Among its three most significant competitors in the Chinese instant noodle market – Uni-President (統一), Hualong (華龍) and Baixiang (白象) – Tingyi dominates the market with over 55% of the market share (Figure 1.1). Although increased price of raw materials such as flour and palm oil decreased Tingyi’s gross margin in 2010 to 28.83%, the company was able to adjust its product structure and increase efficiency allowing single-quarter sales to grow by 35.56%. According to Tingyi’s annual report, market shares in terms of sales value for Tingyi’s bowl noodle and high-end packet noodle was nearly 70% in 2010.

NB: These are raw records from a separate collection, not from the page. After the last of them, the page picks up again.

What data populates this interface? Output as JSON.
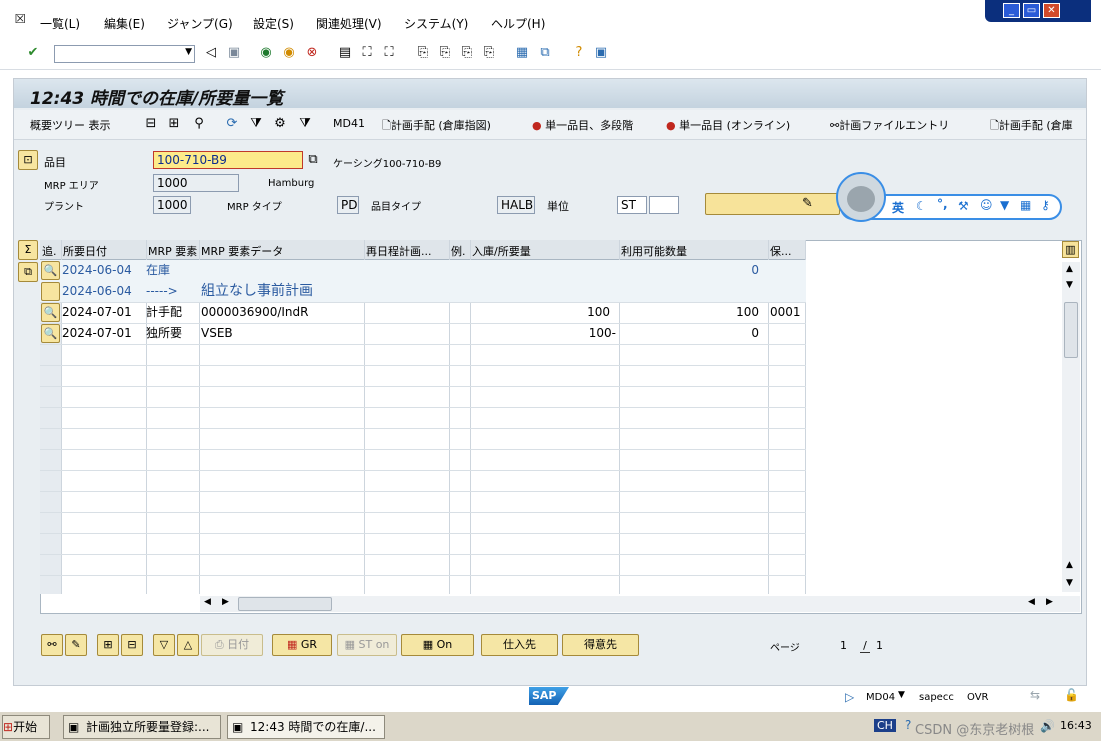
{
  "menu": {
    "items": [
      "一覧(L)",
      "編集(E)",
      "ジャンプ(G)",
      "設定(S)",
      "関連処理(V)",
      "システム(Y)",
      "ヘルプ(H)"
    ]
  },
  "window_controls": {
    "minimize": "_",
    "restore": "▭",
    "close": "✕"
  },
  "toolbar": {
    "command_value": ""
  },
  "screen": {
    "title": "12:43 時間での在庫/所要量一覧"
  },
  "app_toolbar": {
    "tree_toggle": "概要ツリー 表示",
    "md41": "MD41",
    "planned_order_wh": "計画手配 (倉庫指図)",
    "single_multi": "単一品目、多段階",
    "single_online": "単一品目 (オンライン)",
    "planning_file": "計画ファイルエントリ",
    "planned_order_2": "計画手配 (倉庫"
  },
  "header": {
    "material_label": "品目",
    "material_value": "100-710-B9",
    "material_desc": "ケーシング100-710-B9",
    "mrp_area_label": "MRP エリア",
    "mrp_area_value": "1000",
    "mrp_area_name": "Hamburg",
    "plant_label": "プラント",
    "plant_value": "1000",
    "mrp_type_label": "MRP タイプ",
    "mrp_type_value": "PD",
    "material_type_label": "品目タイプ",
    "material_type_value": "HALB",
    "unit_label": "単位",
    "unit_value": "ST"
  },
  "ime": {
    "lang": "英"
  },
  "table": {
    "columns": [
      "追.",
      "所要日付",
      "MRP 要素",
      "MRP 要素データ",
      "再日程計画...",
      "例.",
      "入庫/所要量",
      "利用可能数量",
      "保..."
    ],
    "rows": [
      {
        "date": "2024-06-04",
        "element": "在庫",
        "data": "",
        "receipt": "",
        "available": "0",
        "storage": "",
        "style": "blue"
      },
      {
        "date": "2024-06-04",
        "element": "----->",
        "data": "組立なし事前計画",
        "receipt": "",
        "available": "",
        "storage": "",
        "style": "blue"
      },
      {
        "date": "2024-07-01",
        "element": "計手配",
        "data": "0000036900/IndR",
        "receipt": "100",
        "available": "100",
        "storage": "0001",
        "style": "normal"
      },
      {
        "date": "2024-07-01",
        "element": "独所要",
        "data": "VSEB",
        "receipt": "100-",
        "available": "0",
        "storage": "",
        "style": "normal"
      }
    ]
  },
  "bottom_buttons": {
    "date": "日付",
    "gr": "GR",
    "st_on": "ST on",
    "on": "On",
    "vendor": "仕入先",
    "customer": "得意先",
    "page_label": "ページ",
    "page_current": "1",
    "page_sep": "/",
    "page_total": "1"
  },
  "status": {
    "sap_logo": "SAP",
    "transaction": "MD04",
    "server": "sapecc",
    "mode": "OVR"
  },
  "taskbar": {
    "start": "开始",
    "task1": "計画独立所要量登録:...",
    "task2": "12:43 時間での在庫/...",
    "input_lang": "CH",
    "time": "16:43",
    "watermark": "CSDN @东京老树根"
  }
}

Even though Tingyi increased its selling price in April 2011 by RMB0.50 per pack (average of 15%) to offset rising costs, Chinese consumers are incredibly loyal to Master Kong’s products largely because of the company’s brand awareness and market penetration. Therefore, Tingyi has no fear of losing market share especially since its competitors also have to increase selling prices under the stress of rising costs. Consequently, in line with China’s rising CPI, unit prices for instant noodles increased by 11% in 2010 and 9% in 2011.